«War is the health of the state», écrivait Randolph Bourne il y a près d'un siècle. La guerre nourrit l'État. Et le goinfre ne peut s'empêcher de continuer à se gaver même lorsque le festin est officiellement terminé.
Le National Post rapportait samedi dernier que les contribuables américains continuent toujours, plus d'un siècle plus tard, à payer une taxe pour financer la guerre hispano-américaine de 1898. Cette année-là, le Congrès adoptait une taxe «temporaire» de 3% sur le coût des télécommunications. Cette industrie était alors naissante, et seuls quelques milliardaires qui possédaient l'un des 1300 téléphones au pays étaient touchés. La taxe visait à rembourser les 250 millions $ que le gouvernement avait dépensés dans cette guerre stupide et inutile (comme la plupart des dizaines de conflits dans lesquels les États-Unis ont été impliqués au 20e siècle), une guerre qui a marqué un tournant dans la mise en place d'un empire américain avec l'acquisition de colonies à Cuba, Porto Rico, Guam et aux Philippines. Les «journaux jaunes», c'est-à-dire une presse sensationnaliste qui alimentait le nationalisme hystérique d'une frange importante de la population, auraient joué un rôle important dans le déclenchement de cette guerre.
Aujourd'hui, ce sont 137 millions de lignes téléphoniques résidentielles et commerciales qui continuent toujours d'être assujetties à la même taxe, qui rapporte plus de 5 milliards $ par année dans les coffres de l'État. Des représentants au Congrès ont encore une fois présenté la semaine dernière un projet de loi qui l'abolirait. En 2000, Bill Clinton avait apposé son veto à un projet similaire. L'article explique que l'abrogation d'impôts «temporaires» a toujours été difficile politiquement. Il suffit de penser à l'impôt sur le revenu, mis en place «temporairement» par les États-Unis en 1913 et le Canada en 1917 pour financer la Première Guerre mondiale, et qui est toujours en vigueur aux dernières nouvelles.
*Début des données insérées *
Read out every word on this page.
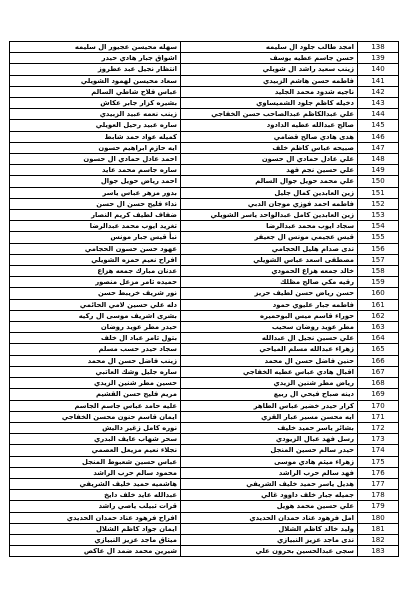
138	امجد طالب جلود ال سليمه	سهله محيسن عجيور ال سليمه
139	حسن جاسم عطيه يوسف	اشواق جبار هادي حيدر
140	زينب سعيد راشد ال شويلي	انتظار نجيل عبد عطروز
141	فاطمه حسن هاشم الزبيدي	سعاد محيسن لهمود الشويلي
142	ناجيه شدود محمد الجليد	عباس فلاح شاطي السالم
143	دخيله كاظم جلود الشميساوي	بشيره كزار جابر عكاش
144	علي عبدالكاظم عبدالصاحب حسن الخفاجي	زينب نعمه عبيد الزبيدي
145	صالح عبدالله عطيه الدادود	ساره عبيد رحيل العويلي
146	هدى هادي صالح قضامي	كميله عواد حمد شابط
147	صبيحه عباس كاظم خلف	ايه حازم ابراهيم حسون
148	علي عادل حمادي ال حسون	احمد عادل حمادي ال حسون
149	علي حسين نجم فهد	ساره جاسم محمد عايد
150	علي محمد حويل جوال السالم	احمد رياض حويل جوال
151	زين العابدين كمال جليل	بدور مزهر عباس ياسر
152	فاطمه احمد فوزي موجان الدبي	نداء فليح حسن ال حسن
153	زين العابدين كامل عبدالواحد ياسر الشويلي	ضفاف لطيف كريم النصار
154	سجاد ايوب محمد عبدالرضا	تغريد ايوب محمد عبدالرضا
155	قيس عجيمي مونس ال جعيفر	نبأ قيس جبار مونس
156	ندى صدام هليل الحجامي	عهود حسن حسون الحجامي
157	مصطفى اسعد عباس الشويلي	افراح نعيم حمزه الشويلي
158	خالد جمعه هزاع الحمودي	عدنان مبارك جمعه هزاع
159	رقيه مكي صالح مظلك	حميده ثامر مزعل منصور
160	حسن رياض حسن لطيف حريز	نور شريف خريبط حسن
161	فاطمه جبار عليوي حمود	دله علي حسين لامي الحائمي
162	حوراء قاسم ميس البوحميره	بشرى اشريف موسى ال ركيه
163	مطر عويد روضان سحيب	حيدر مطر عويد روضان
164	علي حسين نجيل ال عبدالله	بتول ثامر عباد ال خلف
165	زهراء عبدالله مسلم المياحي	سجاد حيدر حسب مسلم
166	حنين فاضل حسن ال محمد	زينب فاضل حسن ال محمد
167	اقبال هادي عباس عطيه الخفاجي	ساره جليل وشك العاتبي
168	رياض مطر شنين الزيدي	حسين مطر شنين الزيدي
169	دينه صباح فيحي ال ربيع	مريم فليح حسن القشيم
170	كرار حيدر خضير عباس الطاهر	عليه حامد عباس جاسم الجاسم
171	ايه محسن مسير عبار القزي	ايمان قاسم حنون محسن الخفاجي
172	بشائر ياسر حميد خليف	نوره كامل زغير داليش
173	رسل فهد عبال الزيودي	سحر شهاب عايف البدري
174	حيدر سالم حسين المنجل	نجلاء نعيم مزيعل العصمي
175	زهراء ميثم هادي موسى	عباس حسين شعبوط المنجل
176	فهد سالم حرب الراشد	محمود سالم حرب الراشد
177	هديل ياسر حميد خليف الشريفي	هاشميه حميد خليف الشريفي
178	جميله جبار خلف داوود غالي	عبدالله عايد خلف دايخ
179	علي حسين محمد هويل	قرات ثبيلب ياصي راشد
180	امل فرهود عناد حمدان الحديدي	افراح فرهود عناد حمدان الحديدي
181	وليد خالد كاظم الشلال	ايمان جواد كاظم الشلال
182	ندى ماجد عزيز النبيازي	ميثاق ماجد عزيز النبيازي
183	سجى عبدالحسين بحرون علي	شيرين محمد ضمد ال عاكص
Je l'ai écrit à plusieurs reprises au cours des dernières années: ceux qui croient stupidement qu'appuyer une guerre comme celle en Irak fera avancer la liberté n'ont rien compris à l'histoire. L'État américain s'est considérablement empiffré et a limité les libertés depuis quatre ans sous prétexte de défendre et protéger ses citoyens. Les conséquences néfastes de cet embonpoint continueront à se faire sentir pour des décennies.